Разговаривая таким образом, они продолжали любоваться видами, так и менявшимися на их глазах, словно в калейдоскопе.
Пять дней пути совершенно сблизили путников с маленькой пятнадцатилетней Нянь-Си.
Китаянка, как и все восточные люди, быстро освободилась от чувства страха, которое первое время испытывала к крылатому чудовищу, освоилась со своим положением и всей душой привязалась к пассажирам воздушного корабля.
Она всячески старалась услужить своим новым друзьям, понемногу вникая в хозяйство и буквально не спуская глаз с Веры, которую, казалось, боготворила.

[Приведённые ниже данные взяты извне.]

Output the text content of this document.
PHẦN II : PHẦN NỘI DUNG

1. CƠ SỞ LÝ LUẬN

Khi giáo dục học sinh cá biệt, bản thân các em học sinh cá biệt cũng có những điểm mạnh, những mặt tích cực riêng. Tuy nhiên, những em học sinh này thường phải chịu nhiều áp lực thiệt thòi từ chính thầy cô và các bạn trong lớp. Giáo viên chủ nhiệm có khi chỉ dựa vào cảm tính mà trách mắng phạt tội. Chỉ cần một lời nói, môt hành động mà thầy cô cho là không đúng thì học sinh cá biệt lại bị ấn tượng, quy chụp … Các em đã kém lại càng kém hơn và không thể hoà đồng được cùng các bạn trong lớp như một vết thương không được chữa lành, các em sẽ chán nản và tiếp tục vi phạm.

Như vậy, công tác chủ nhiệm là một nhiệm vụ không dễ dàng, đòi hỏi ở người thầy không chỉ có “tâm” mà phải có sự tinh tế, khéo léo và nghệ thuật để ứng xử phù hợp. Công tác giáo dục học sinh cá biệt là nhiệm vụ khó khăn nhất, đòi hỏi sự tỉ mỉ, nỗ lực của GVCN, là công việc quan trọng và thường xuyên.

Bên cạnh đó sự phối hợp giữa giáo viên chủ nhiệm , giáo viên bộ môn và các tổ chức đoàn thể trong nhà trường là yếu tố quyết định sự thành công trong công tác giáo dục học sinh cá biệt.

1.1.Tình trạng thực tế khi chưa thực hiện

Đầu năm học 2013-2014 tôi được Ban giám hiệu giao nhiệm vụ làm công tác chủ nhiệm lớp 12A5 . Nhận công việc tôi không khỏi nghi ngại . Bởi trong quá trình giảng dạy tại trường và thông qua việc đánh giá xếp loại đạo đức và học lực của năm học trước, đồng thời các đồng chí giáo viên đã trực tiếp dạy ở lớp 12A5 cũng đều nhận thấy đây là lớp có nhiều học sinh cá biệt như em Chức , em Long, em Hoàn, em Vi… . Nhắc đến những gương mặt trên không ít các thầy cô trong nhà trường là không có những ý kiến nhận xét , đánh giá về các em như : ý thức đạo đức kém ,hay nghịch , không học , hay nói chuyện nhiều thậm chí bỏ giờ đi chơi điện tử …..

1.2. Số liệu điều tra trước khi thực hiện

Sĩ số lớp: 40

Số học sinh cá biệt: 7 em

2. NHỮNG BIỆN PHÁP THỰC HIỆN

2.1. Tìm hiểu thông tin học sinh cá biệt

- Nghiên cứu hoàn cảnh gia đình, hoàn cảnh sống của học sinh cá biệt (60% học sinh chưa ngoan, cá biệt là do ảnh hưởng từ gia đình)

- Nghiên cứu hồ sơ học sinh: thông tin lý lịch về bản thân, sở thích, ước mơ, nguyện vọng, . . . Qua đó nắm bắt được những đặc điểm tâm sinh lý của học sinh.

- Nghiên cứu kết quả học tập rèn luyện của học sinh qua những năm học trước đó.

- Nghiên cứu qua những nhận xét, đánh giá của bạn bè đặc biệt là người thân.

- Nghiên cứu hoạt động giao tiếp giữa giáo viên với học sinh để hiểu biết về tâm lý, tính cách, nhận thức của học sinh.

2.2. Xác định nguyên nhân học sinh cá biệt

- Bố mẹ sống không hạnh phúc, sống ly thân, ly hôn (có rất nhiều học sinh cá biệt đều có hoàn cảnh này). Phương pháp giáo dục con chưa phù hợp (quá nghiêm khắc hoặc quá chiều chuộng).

Как сильно изменилась она за эти дни!
Она совсем не походила на ту грязную дикарку, которой была в деревне, а выглядела в сшитом ей Верой Николаевной изящном костюме настоящим ангельчиком.
В ней было так много чистого, совершенно детского, что все невольно улыбались, глядя на нее.
В вечных беседах, спорах и обсуждениях будущего никто не замечал, как летит время.